Most fantasy football leagues have a notion of “start percentage” for players - as ESPN says, “start percentage shows the number of fantasy leagues a player is started in divided by the number of leagues he is eligible in. This helps indicate how the public views a player.”
Watching football last weekend, I was struck by the number of touchdowns being scored by users who I knew weren’t being started! Particularly in the Broncos vs Chargers matchup, it seemed like the players who might have been “broadly started” in fantasy (like Courtland Sutton and Ladd McConkey) did very little, while the following fantasy-unknowns all grabbed receiving scores: DeVaughn Vele, Michael Burton, Hassan Haskins, and Derius Davis.
Following this thread, I wanted to get a better sense of the phenomenon and see if certain teams really do have a meaningful fraction of their offense coming from fantasy-irrelevant players! And conversely, which teams tend to have most of their scoring concentrated amongst highly-started players.
Data Gathering
To accomplish this, I needed to acquire per-player, per-week data on start rates. A subset of this data is exposed in most online fantasy league UIs, but my analysis requires figures for all players in all weeks, so I needed to find a comprehensive resource.

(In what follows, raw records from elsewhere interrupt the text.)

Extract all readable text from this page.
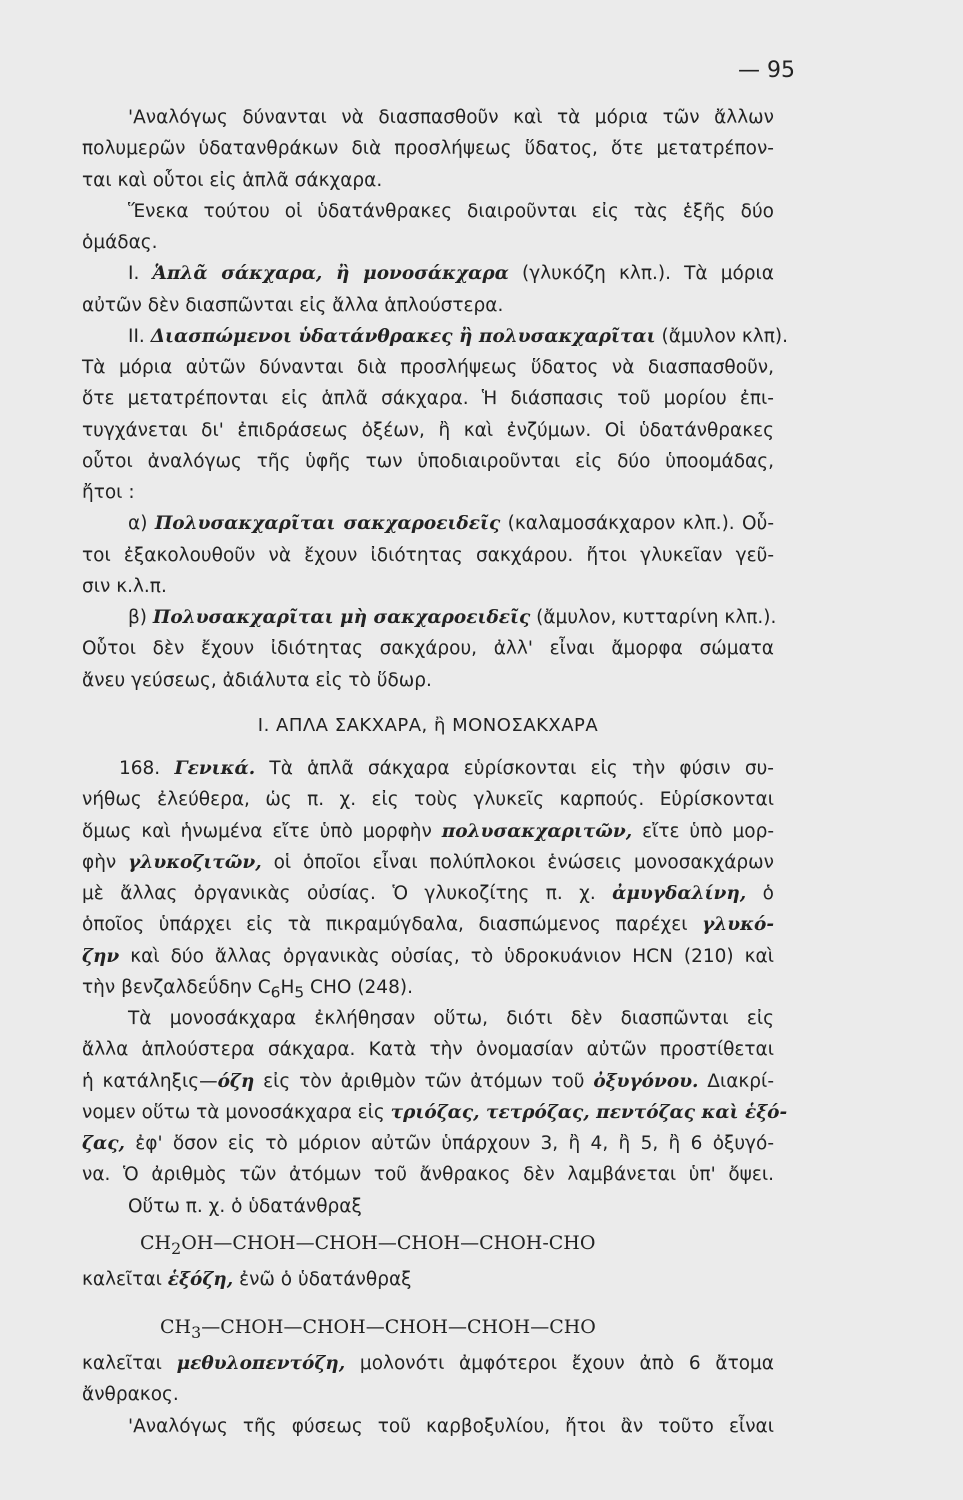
— 95
'Αναλόγως δύνανται νὰ διασπασθοῦν καὶ τὰ μόρια τῶν ἄλλων
πολυμερῶν ὑδατανθράκων διὰ προσλήψεως ὕδατος, ὅτε μετατρέπον-
ται καὶ οὗτοι εἰς ἁπλᾶ σάκχαρα.
Ἕνεκα τούτου οἱ ὑδατάνθρακες διαιροῦνται εἰς τὰς ἑξῆς δύο
ὁμάδας.
I. Ἁπλᾶ σάκχαρα, ἢ μονοσάκχαρα (γλυκόζη κλπ.). Τὰ μόρια
αὐτῶν δὲν διασπῶνται εἰς ἄλλα ἁπλούστερα.
II. Διασπώμενοι ὑδατάνθρακες ἢ πολυσακχαρῖται (ἄμυλον κλπ).
Τὰ μόρια αὐτῶν δύνανται διὰ προσλήψεως ὕδατος νὰ διασπασθοῦν,
ὅτε μετατρέπονται εἰς ἁπλᾶ σάκχαρα. Ἡ διάσπασις τοῦ μορίου ἐπι-
τυγχάνεται δι' ἐπιδράσεως ὀξέων, ἢ καὶ ἐνζύμων. Οἱ ὑδατάνθρακες
οὗτοι ἀναλόγως τῆς ὑφῆς των ὑποδιαιροῦνται εἰς δύο ὑποομάδας,
ἤτοι :
α) Πολυσακχαρῖται σακχαροειδεῖς (καλαμοσάκχαρον κλπ.). Οὗ-
τοι ἐξακολουθοῦν νὰ ἔχουν ἰδιότητας σακχάρου. ἤτοι γλυκεῖαν γεῦ-
σιν κ.λ.π.
β) Πολυσακχαρῖται μὴ σακχαροειδεῖς (ἄμυλον, κυτταρίνη κλπ.).
Οὗτοι δὲν ἔχουν ἰδιότητας σακχάρου, ἀλλ' εἶναι ἄμορφα σώματα
ἄνευ γεύσεως, ἀδιάλυτα εἰς τὸ ὕδωρ.
I. ΑΠΛΑ ΣΑΚΧΑΡΑ, ἢ ΜΟΝΟΣΑΚΧΑΡΑ
168. Γενικά. Τὰ ἁπλᾶ σάκχαρα εὑρίσκονται εἰς τὴν φύσιν συ-
νήθως ἐλεύθερα, ὡς π. χ. εἰς τοὺς γλυκεῖς καρπούς. Εὑρίσκονται
ὅμως καὶ ἡνωμένα εἴτε ὑπὸ μορφὴν πολυσακχαριτῶν, εἴτε ὑπὸ μορ-
φὴν γλυκοζιτῶν, οἱ ὁποῖοι εἶναι πολύπλοκοι ἑνώσεις μονοσακχάρων
μὲ ἄλλας ὀργανικὰς οὐσίας. Ὁ γλυκοζίτης π. χ. ἀμυγδαλίνη, ὁ
ὁποῖος ὑπάρχει εἰς τὰ πικραμύγδαλα, διασπώμενος παρέχει γλυκό-
ζην καὶ δύο ἄλλας ὀργανικὰς οὐσίας, τὸ ὑδροκυάνιον HCN (210) καὶ
τὴν βενζαλδεΰδην $C_6H_5$ CHO (248).
Τὰ μονοσάκχαρα ἐκλήθησαν οὕτω, διότι δὲν διασπῶνται εἰς
ἄλλα ἁπλούστερα σάκχαρα. Κατὰ τὴν ὀνομασίαν αὐτῶν προστίθεται
ἡ κατάληξις—όζη εἰς τὸν ἀριθμὸν τῶν ἀτόμων τοῦ ὀξυγόνου. Διακρί-
νομεν οὕτω τὰ μονοσάκχαρα εἰς τριόζας, τετρόζας, πεντόζας καὶ ἑξό-
ζας, ἐφ' ὅσον εἰς τὸ μόριον αὐτῶν ὑπάρχουν 3, ἢ 4, ἢ 5, ἢ 6 ὀξυγό-
να. Ὁ ἀριθμὸς τῶν ἀτόμων τοῦ ἄνθρακος δὲν λαμβάνεται ὑπ' ὄψει.
Οὕτω π. χ. ὁ ὑδατάνθραξ
$CH_2OH—CHOH—CHOH—CHOH—CHOH$-CHO
καλεῖται ἑξόζη, ἐνῶ ὁ ὑδατάνθραξ
$CH_3—CHOH—CHOH—CHOH—CHOH—CHO$
καλεῖται μεθυλοπεντόζη, μολονότι ἀμφότεροι ἔχουν ἀπὸ 6 ἄτομα
ἄνθρακος.
'Αναλόγως τῆς φύσεως τοῦ καρβοξυλίου, ἤτοι ἂν τοῦτο εἶναι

After a lot of looking, I found only one site which systematically published this information - FantasyData.com. However, the data was stored in separate tables per week and per position, so it was a lot of disparate data to collect.

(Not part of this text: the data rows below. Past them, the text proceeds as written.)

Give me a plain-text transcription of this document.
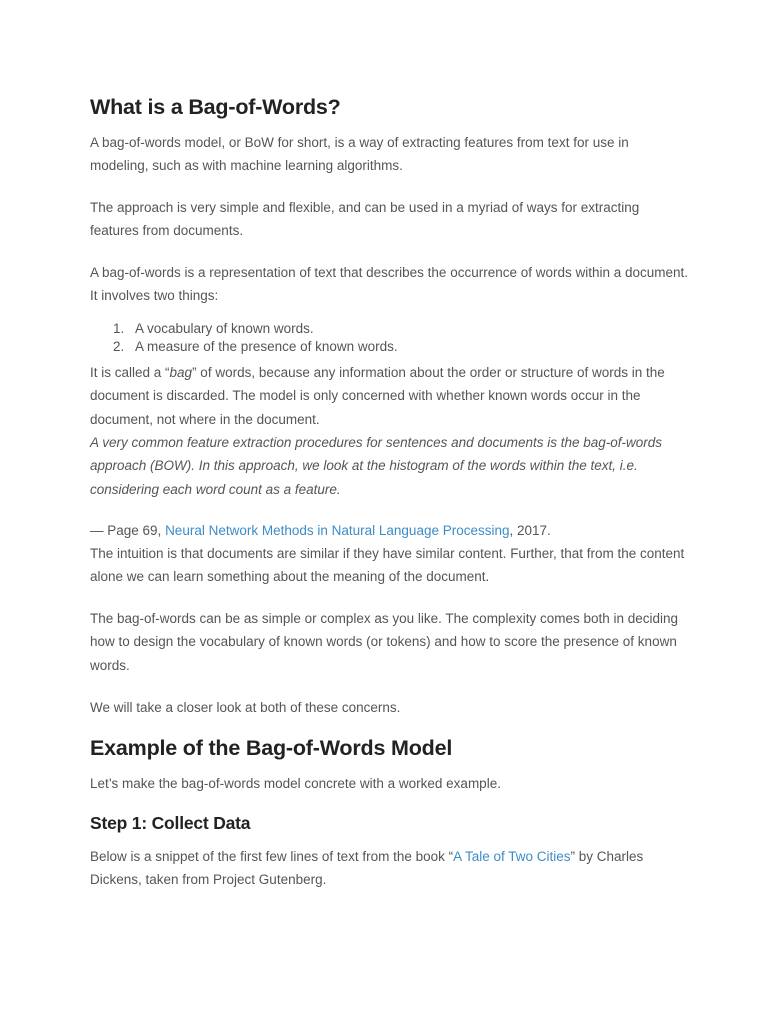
What is a Bag-of-Words?

A bag-of-words model, or BoW for short, is a way of extracting features from text for use in modeling, such as with machine learning algorithms.

The approach is very simple and flexible, and can be used in a myriad of ways for extracting features from documents.

A bag-of-words is a representation of text that describes the occurrence of words within a document. It involves two things:

1. A vocabulary of known words.
2. A measure of the presence of known words.

It is called a “bag” of words, because any information about the order or structure of words in the document is discarded. The model is only concerned with whether known words occur in the document, not where in the document.

A very common feature extraction procedures for sentences and documents is the bag-of-words approach (BOW). In this approach, we look at the histogram of the words within the text, i.e. considering each word count as a feature.

— Page 69, Neural Network Methods in Natural Language Processing, 2017.

The intuition is that documents are similar if they have similar content. Further, that from the content alone we can learn something about the meaning of the document.

The bag-of-words can be as simple or complex as you like. The complexity comes both in deciding how to design the vocabulary of known words (or tokens) and how to score the presence of known words.

We will take a closer look at both of these concerns.

Example of the Bag-of-Words Model

Let’s make the bag-of-words model concrete with a worked example.

Step 1: Collect Data

Below is a snippet of the first few lines of text from the book “A Tale of Two Cities” by Charles Dickens, taken from Project Gutenberg.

To expedite the process, I wrote a web scraper which would iterate over the grid of Positions x Weeks, obtaining the start rates for each player, and dumping the whole thing into a CSV at the end.
With the weekly start data compiled, it was easy to source weekly fantasy point scoring totals and then combine those assets into a single dataframe to power my visualizations!
Scraping Code
library(rvest)
library(dplyr)
library(purrr)
# Base URL and parameters
base_url <- "https://fantasydata.com/nfl/rostered-start-season-long"
positions <- c("qb", "rb", "wr", "te")
weeks <- 1:16
# Function to scrape table data for a given week and position
fetch_data <- function(week, position) {
# Construct the URL
url <- sprintf("%s?spw=2024_REG_%d&position=%s", base_url, week, position)
# Read the webpage
page <- tryCatch({
read_html(url)
}, error = function(e) {
message(sprintf("Error reading page for Week %d, Position %s: %s", week, position, e))
return(NULL)
})
if (is.null(page)) return(NULL)
# Force the column names
col_names <- c("RANK", "PLAYER", "TEAM", "BYE", "POS", "RST%", "DIFF", "START%")
# Extract the table with the specific class
table <- page %>%
html_element("table.stats.csv.xls.nominwidth") %>%
html_table() %>%
setNames(col_names) %>% # Assign custom column names
slice(-1) # Remove the first row
# Add week and position as columns
table <- table %>%
mutate(Week = week, Position = position)
return(table)
}
# Expand grid to generate all week and position combinations
combinations <- expand.grid(Week = weeks, Position = positions)
# Iterate over all week-position combinations with delay
all_data <- map_dfr(1:nrow(combinations), function(i) {
# Introduce a short delay
Sys.sleep(runif(1, min = 1, max = 3)) # Wait randomly between 1 and 3 seconds
# Fetch data
fetch_data(combinations$Week[i], combinations$Position[i])
})
# Save the data as a CSV
write.csv(all_data, "fantasy_start_rates.csv", row.names = FALSE)
Visualizations
With the full set of weekly start rates and point totals in hand, it wasn’t hard to build out a few scatterplots to try to make sense of the data.
Starting off, I put together a scatterplot of total team fantasy points (y-axis) as a function of the share of points scored by players started in less than twenty percent of leagues (x-axis). The hope was that a cluster of teams might emerge towards the right-hand side of the chart, showing that most of the fantasy points scored by those teams were coming from players who were not started in most fantasy leagues.
After plotting the teams, we see exactly that cluster emerging! There is a set of teams (including the Broncos and Chargers) where over 60% of the total fantasy points scored for the team come from players started in fewer than 20% of fantasy leagues. It’s fair to say that this chaotic distribution of point scoring is not super conducive to predictable fantasy success - and is the opposite of what we see with the Eagles, which have only 13% of their fantasy points scored by players started in <20% of leagues.
It follows then, that if we flip the x-axis to be the share of points scored by players started in more than eighty percent of leagues, that the Eagles are again a standout.
This chart is actually super useful for seeing what teams support the most fantasy-relevant players: with the Ravens, Lions, Bengals, and Bills all up there with the Eagles.
Interestingly, a second-tier of teams emerges in this graphic which have fewer total fantasy points scored but retain a solid concentration of points scored by players started in >80% of leagues… this group, headlined by the Texans, Rams, and Jets, can be thought of as supporting a relatively high number of reliable fantasy contributors for the relative “size” of their offense.